While Nissan's largest car collection is at the in Japan, its North American vintage fleet is impressive too, full of Z-Cars, Skylines, Glorias, Patrols, PAOs, Figaros, Roadsters and Pickups. Not to mention Paul Newman's Datsun race cars, and a bunch of other interesting vehicles that aren't even Japanese.
Datsun was founded in 1911, which makes it the oldest Japanese car manufacturer. The first car to wear the Nissan badge emerged in 1933, and when it came time to enter the American market in 1958, the board chose the Datsun badge for this uphill battle. Thanks to the hard work of former Nissan North America CEO Yutaka Katayama—also known as Mr. K., father of the 240Z—by 1983, Nissan had a factory in Tennessee.
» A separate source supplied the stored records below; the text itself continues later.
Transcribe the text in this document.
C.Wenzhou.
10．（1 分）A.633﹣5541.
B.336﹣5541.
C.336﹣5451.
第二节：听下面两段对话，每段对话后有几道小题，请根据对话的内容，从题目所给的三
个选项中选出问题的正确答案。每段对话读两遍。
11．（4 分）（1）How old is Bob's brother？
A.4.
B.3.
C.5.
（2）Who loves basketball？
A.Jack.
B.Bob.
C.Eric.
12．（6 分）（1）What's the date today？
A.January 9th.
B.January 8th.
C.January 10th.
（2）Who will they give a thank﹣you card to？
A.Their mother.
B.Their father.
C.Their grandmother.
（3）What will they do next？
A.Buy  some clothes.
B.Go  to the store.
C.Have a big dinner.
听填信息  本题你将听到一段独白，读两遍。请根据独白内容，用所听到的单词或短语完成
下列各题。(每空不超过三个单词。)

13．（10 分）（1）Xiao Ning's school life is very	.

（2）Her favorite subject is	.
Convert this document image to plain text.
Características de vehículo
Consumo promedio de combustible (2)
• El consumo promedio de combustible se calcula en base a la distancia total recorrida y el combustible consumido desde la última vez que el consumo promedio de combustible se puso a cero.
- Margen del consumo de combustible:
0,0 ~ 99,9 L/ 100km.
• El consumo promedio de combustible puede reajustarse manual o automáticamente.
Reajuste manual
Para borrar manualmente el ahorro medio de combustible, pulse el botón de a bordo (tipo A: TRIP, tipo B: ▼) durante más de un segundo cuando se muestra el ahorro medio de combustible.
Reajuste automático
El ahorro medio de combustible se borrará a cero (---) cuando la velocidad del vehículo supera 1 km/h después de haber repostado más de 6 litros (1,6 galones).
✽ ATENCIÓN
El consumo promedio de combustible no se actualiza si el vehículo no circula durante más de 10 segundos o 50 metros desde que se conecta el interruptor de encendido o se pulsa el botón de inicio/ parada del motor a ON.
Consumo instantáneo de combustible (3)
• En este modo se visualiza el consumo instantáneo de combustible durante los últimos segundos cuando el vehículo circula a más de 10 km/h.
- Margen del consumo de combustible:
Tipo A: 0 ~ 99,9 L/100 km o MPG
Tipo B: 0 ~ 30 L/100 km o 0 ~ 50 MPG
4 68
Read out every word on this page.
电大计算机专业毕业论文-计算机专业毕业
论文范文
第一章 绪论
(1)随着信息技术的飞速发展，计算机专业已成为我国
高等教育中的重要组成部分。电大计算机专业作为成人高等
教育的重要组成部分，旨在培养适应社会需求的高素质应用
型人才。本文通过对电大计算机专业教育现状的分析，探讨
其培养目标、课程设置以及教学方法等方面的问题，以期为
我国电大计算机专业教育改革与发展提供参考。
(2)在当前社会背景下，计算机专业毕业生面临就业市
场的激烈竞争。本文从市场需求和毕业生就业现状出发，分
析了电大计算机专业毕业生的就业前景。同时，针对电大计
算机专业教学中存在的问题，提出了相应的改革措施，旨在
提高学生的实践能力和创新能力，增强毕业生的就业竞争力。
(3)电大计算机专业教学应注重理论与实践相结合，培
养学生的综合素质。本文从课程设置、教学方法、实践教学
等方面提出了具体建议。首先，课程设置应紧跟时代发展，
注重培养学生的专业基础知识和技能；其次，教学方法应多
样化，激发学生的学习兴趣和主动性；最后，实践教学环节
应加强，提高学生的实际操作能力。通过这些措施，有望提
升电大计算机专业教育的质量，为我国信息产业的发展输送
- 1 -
Back in the day, Nissan could only enter the car business through an engineering partnership with Britain's Austin, and so it's no wonder why a 1960 Datsun 110 reminds you a little of a Mini. Datsun's global market sedan was still based on the Austin A50 Cambridge, while for 1960, Americans also got the option of a pickup truck.
This economy four-door came with a cast iron engine producing 48 horsepower (a near-exact copy of an Austin B-Series engine), as well as a pair of solid axles, four drum brakes, a non-synchromesh first gear, external door hinges, and a handy work light for those moments when you really needed to locate that oil leak under the hood.